Wall Beam Zone

The design parameters for a wall beam zones are defined in the properties area. An example layout is shown below.

To navigate through the options, hover the cursor over the area and use the mouse wheel to scroll up or down. Alternatively, click and hold the left mouse button with the cursor over right side scroll bar and move the scroll bar up or down.

The Wall Beam Zone properties give inputs to control the geometry of the coupler beam, including its position either locally or globally, parameters to control the design, and inputs to manually define the reinforcement.

Each area of the design parameters is outlined below.

General

The general input area allows each wall beam zone to be individually named. This can be done by simply selecting the input area and overtyping the default coupler beam name.

The Parent FE surface notes the FE surface the wall beam zone is associated with. A wall beam can be associated with any of the FE surfaces within the plane of the wall. That means that the wall beam need not be defined to lie wholly or partly within the parent FE surface, though in must lie within the same plane set of FE surfaces as the defined parent FE surface.

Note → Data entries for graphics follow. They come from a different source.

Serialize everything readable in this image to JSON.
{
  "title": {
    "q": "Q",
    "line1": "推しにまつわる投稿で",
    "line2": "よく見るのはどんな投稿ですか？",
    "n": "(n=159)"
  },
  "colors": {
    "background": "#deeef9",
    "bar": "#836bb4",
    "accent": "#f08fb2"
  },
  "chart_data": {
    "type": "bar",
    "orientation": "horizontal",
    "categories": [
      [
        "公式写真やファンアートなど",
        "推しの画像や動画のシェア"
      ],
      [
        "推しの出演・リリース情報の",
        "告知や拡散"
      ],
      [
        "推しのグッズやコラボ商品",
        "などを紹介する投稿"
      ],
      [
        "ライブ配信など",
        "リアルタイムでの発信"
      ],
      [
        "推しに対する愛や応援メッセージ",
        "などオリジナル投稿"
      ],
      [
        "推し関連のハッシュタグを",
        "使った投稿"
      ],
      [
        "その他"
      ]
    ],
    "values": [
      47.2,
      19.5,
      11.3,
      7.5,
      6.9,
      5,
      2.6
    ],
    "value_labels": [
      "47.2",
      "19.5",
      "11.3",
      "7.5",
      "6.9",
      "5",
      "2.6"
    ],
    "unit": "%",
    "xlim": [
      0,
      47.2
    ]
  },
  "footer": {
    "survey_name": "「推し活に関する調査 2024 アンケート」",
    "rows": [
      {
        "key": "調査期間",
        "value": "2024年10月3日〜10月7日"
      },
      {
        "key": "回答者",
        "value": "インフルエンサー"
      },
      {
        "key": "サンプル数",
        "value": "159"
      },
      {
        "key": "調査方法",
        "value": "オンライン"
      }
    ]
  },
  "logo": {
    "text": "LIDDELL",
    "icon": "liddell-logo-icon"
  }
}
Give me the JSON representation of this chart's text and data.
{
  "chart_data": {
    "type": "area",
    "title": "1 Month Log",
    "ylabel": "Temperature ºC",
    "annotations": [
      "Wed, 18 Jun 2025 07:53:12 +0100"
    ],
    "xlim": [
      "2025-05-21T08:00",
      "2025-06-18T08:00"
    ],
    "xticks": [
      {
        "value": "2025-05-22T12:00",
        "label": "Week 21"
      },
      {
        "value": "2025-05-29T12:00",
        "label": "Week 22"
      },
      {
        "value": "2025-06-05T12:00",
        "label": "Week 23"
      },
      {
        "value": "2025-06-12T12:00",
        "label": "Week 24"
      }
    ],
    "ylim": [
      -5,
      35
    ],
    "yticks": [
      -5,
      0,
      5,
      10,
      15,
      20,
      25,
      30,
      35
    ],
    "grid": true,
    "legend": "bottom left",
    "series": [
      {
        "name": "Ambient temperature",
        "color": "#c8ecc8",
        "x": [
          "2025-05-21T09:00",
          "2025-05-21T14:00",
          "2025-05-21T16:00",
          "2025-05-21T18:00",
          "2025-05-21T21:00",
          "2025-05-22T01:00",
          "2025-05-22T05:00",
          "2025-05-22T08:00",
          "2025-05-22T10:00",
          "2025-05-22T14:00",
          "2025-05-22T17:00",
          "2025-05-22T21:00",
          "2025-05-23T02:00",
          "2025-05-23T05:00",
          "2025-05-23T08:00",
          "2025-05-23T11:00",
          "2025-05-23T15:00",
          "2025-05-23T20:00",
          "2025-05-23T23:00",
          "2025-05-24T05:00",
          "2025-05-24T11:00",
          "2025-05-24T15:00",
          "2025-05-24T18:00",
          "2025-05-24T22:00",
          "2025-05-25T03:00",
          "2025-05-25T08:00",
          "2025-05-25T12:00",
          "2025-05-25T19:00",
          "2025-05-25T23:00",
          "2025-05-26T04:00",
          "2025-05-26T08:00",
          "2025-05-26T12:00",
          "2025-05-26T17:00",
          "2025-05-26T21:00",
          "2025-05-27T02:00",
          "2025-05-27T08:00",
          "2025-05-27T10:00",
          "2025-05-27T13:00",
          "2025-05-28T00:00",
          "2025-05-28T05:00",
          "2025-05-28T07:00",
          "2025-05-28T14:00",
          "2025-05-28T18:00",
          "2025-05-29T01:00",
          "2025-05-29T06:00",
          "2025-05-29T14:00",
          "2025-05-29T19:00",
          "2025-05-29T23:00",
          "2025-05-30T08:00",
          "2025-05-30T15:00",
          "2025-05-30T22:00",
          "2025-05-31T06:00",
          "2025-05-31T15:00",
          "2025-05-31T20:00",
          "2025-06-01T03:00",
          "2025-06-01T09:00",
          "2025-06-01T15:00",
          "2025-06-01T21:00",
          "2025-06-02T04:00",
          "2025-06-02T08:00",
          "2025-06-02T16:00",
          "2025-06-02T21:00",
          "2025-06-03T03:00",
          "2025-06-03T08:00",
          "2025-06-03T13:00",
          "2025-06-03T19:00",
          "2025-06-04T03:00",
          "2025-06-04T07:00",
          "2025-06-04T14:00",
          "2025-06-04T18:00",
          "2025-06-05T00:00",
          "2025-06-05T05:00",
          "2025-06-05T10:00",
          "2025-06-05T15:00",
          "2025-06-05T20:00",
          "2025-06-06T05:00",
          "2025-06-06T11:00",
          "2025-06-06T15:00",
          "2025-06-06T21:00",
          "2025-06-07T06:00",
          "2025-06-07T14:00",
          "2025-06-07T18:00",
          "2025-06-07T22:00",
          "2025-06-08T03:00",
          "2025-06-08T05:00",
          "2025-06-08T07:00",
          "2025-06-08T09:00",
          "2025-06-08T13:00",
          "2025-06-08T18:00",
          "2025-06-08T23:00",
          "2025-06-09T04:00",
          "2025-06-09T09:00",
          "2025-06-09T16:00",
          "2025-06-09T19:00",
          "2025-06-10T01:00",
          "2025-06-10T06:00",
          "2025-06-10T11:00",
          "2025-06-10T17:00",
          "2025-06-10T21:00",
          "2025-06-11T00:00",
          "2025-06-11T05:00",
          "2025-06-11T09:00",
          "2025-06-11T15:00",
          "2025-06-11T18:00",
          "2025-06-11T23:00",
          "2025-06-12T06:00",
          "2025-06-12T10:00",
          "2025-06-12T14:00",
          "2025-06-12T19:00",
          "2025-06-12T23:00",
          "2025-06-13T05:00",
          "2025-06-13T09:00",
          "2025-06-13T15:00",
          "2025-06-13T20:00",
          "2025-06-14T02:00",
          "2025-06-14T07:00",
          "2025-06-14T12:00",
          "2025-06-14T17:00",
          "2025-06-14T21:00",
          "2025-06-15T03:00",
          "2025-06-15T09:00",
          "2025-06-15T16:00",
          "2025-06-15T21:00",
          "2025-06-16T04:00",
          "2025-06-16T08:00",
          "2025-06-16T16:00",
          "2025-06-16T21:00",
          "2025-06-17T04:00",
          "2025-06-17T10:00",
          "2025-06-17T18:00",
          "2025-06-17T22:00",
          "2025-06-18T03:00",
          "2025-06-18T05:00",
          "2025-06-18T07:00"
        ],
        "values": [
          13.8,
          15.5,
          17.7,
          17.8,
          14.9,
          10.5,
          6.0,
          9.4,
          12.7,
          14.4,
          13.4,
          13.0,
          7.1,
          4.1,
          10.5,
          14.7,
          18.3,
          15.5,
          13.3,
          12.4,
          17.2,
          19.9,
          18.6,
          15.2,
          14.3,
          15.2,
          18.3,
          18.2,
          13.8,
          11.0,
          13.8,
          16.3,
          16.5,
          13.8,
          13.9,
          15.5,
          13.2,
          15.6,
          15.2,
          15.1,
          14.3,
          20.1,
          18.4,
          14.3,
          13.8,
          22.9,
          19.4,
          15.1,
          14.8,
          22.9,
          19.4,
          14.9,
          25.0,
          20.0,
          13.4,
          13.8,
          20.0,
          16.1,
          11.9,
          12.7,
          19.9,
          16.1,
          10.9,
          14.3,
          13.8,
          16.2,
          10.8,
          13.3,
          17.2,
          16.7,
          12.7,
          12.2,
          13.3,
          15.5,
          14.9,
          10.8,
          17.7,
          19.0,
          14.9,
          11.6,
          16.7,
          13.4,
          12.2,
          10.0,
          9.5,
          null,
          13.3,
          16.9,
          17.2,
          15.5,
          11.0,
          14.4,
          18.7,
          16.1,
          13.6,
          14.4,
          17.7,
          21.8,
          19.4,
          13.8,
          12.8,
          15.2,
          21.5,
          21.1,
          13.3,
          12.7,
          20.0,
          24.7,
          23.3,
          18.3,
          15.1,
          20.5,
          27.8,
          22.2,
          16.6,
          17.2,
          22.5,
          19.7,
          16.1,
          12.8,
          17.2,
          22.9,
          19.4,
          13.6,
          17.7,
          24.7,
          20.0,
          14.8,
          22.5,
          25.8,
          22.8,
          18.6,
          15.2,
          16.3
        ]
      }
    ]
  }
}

The setting out coordinates of the FE surface are defined relative to the selected parent FE surface – see the Geometry input area.

The parent FE surface can be changed by selecting the input line for the Parent FE surface, which will display an  icon.

Clicking on the icon, the parent FE surface can then be selected by moving the cursor over the required FE surface and selecting with the left mouse button. When a new parent FE surface is selected, the name of the Parent FE surface will update, as will the setting out coordinates in the Geometry properties area.

Geometry

The Geometry parameters area gives tools to assist in the definition of the wall beam setting and overall dimensions. The typical layout for a wall beam zone is shown below.

Horiz. Anchor to Node – defines whether or not the wall beam is defined by basic nodes

Start x(m) – local surface x coordinate for start of coupler beam

End x(m) - local surface x coordinate for end of wall beam

Vertical placement – sets whether the height of the pier is set by local or global coords

Bottom y(m) – local surface y coordinate for bottom of wall beam

Top y(m) – local surface y coordinate for top of wall beam

If the Horiz. Anchor to Node option is set to Yes, the options change to give inputs for the start and end node numbers.

By anchoring to nodes, this means that in the event that the wall geometry is amended, the wall beam dimensions will automatically update to remain associated with the nodes after the amendment of the model. Anchoring is not affected by node renumbering, as the node numbers mapped to the new numbering, which means the coupler beam is anchored to node positions rather than the specific numbering. Only basic nodes can be used for anchoring; that is, the nodes which are part of the basic wireframe model and are present before the FE surfaces are meshed.

The vertical placement selection gives four options to define the vertical height of the wall beam. These can be selected by selecting the input line which then gives a drop-down list with four options.

The four options are:-

yCordLocal – positions the top and bottom of the wall beam relative to the bottom of the parent FE surface

yCordGlobal – defines the top and bottom of the wall beam using the global coordinate system

Level – defines the top and bottom of the wall in terms of the defined floor levels (set in the Loads>Floor and Roof panels>Default Loading and Construction Per Level menu area)

Node – similar to anchoring the horizontal nodes, allows the coupler beam to be defined vertically using basic nodes. When anchoring to nodes, additional offset dimensions can be added to control the vertical positioning of the pier.

Design Method

The Design Method area provides inputs to control the design of the coupler beam. Some parameters apply to cases where the wall beam is designed ausing beam theory, while other options apply to the strut and tie design.

A typical layout for a wall pier is shown below.

The design options are:

Use compression rebar – considers compression reinforcement in the compression zone when designing using beam theory

Strut Tie Bearing Multiple  – defines the width of the strut and tie bearing at the ends of the coupler beam as a multiple of the wall thickness

Auto Design – controls whether the coupler beam design will be included in the auto design

Note: the design of the coupler beam is done using either beam theory, or by using the strut-and-tie method. The determination of which method to use is based on the coupler beam geometry, based on the span to depth ratio, but also based on the forces on the coupler beam and whether or not the software can define a tension and compression zone.

Bars

The Bars menu area provides input to control the reinforcement within the coupler beam. The inputs allow the top and bottom horizontal bars, side reinforcement bars and vertical shear bars to be defined.

A typical layout for the Bars area is shown below:

Each of the input areas can be expanded by clicking on the left-hand arrow. The expanded area contains additional inputs to define the diameter of the reinforcing bars, and an input to define either the number of the bars (top, bottom, and side bars) or the bar spacing (shear bars).